Stress test Parsoid's HTTP API
Closed, ResolvedPublic
Actions

Assigned To

Authored By

	Arlolra
	Jan 17 2019, 9:56 PM

Description

In T204624 (and maybe T198421), we saw a failure scenario where, under a higher than expected request rate, Parsoid continued to fulfill some requests but did not respond with a 503 when its queues where presumably full and instead led to socket timeouts on the client side.

That task was closed after tuning change prop for the beta cluster, but without addressing the issue in Parsoid.

Yesterday's production incident looked somewhat similar, so here we are again.

Details

Subject	Repo	Branch	Lines +/-
Move redlink updating into lib/parse.js	mediawiki/services/parsoid	master	+67 -39
Move language conversion work into lib/parse.js	mediawiki/services/parsoid	master	+96 -67
Use fork of worker-farm	mediawiki/services/parsoid	master	+3 -3
Bump num_workers to 3	mediawiki/services/parsoid/deploy	master	+1 -1

Customize query in gerrit

Related Objects

Mentioned In: T202905: Outreach-17 Project: Add a new Linter Category: Links-in-Links
T217093: Cannot read property 'docId' of undefined
T204608: Use a bag-on-the-side implementation, rather than an internal .dataobject for node data
Mentioned Here: rGPAR16603953e234: Fix setting dsr on body for genTest
T202905: Outreach-17 Project: Add a new Linter Category: Links-in-Links
rGPARe82347d13972: Use fork of worker-farm
T204608: Use a bag-on-the-side implementation, rather than an internal .dataobject for node data
T217093: Cannot read property 'docId' of undefined
T198421: VE is not loading on Beta Cluster, getting 503s
T204624: Parsoid is misbehaving in Beta cluster

Event Timeline

Arlolra created this task.Jan 17 2019, 9:56 PM

Restricted Application added a subscriber: Aklapper. · View Herald TranscriptJan 17 2019, 9:56 PM

• Pchelolo added a project: Services (watching).Jan 17 2019, 10:32 PM

Parsoid was in a bit of trouble again today.

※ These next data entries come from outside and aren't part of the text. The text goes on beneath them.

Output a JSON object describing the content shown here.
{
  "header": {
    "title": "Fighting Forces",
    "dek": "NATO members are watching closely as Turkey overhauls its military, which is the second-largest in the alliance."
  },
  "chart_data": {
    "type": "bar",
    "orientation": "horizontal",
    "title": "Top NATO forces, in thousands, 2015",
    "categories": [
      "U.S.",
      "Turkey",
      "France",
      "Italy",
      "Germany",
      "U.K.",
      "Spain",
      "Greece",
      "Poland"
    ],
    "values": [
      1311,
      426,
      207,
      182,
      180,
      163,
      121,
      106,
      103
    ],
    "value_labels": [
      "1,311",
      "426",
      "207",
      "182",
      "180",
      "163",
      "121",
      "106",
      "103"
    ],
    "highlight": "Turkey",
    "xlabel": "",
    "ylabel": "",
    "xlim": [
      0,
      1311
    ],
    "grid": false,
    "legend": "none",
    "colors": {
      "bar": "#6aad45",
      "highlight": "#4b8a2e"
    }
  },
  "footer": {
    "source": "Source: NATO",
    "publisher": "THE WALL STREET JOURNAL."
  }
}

At 02:44 XioNoX: depool eqsin, so all the mobile traffic for Chinese wiki started hitting RESTBase. Since Chinese has variants, RB started requesting Parsoid to transform HTML into correct variant. As the transformation request rate reached roughly 40 r/s, Parsoid started experiencing troubles, alerting and timing out.

I would like to prioritize this issue, even though node Parsoid is being replaced, depooling an edge CDN DC should not be able to bring down our infrastructure. Also, 40 r/s for lang variant transforms seem quite low to affect Parsoid cluster so drastically. I believe there's a bug somewhere.

In T214099#4970637, @Pchelolo wrote:

Parsoid was in a bit of trouble again today. At 02:44 XioNoX: depool eqsin, so all the mobile traffic for Chinese wiki started hitting RESTBase. Since Chinese has variants, RB started requesting Parsoid to transform HTML into correct variant. As the transformation request rate reached roughly 40 r/s, Parsoid started experiencing troubles, alerting and timing out.

I would like to prioritize this issue, even though node Parsoid is being replaced, depooling an edge CDN DC should not be able to bring down our infrastructure. Also, 40 r/s for lang variant transforms seem quite low to affect Parsoid cluster so drastically. I believe there's a bug somewhere.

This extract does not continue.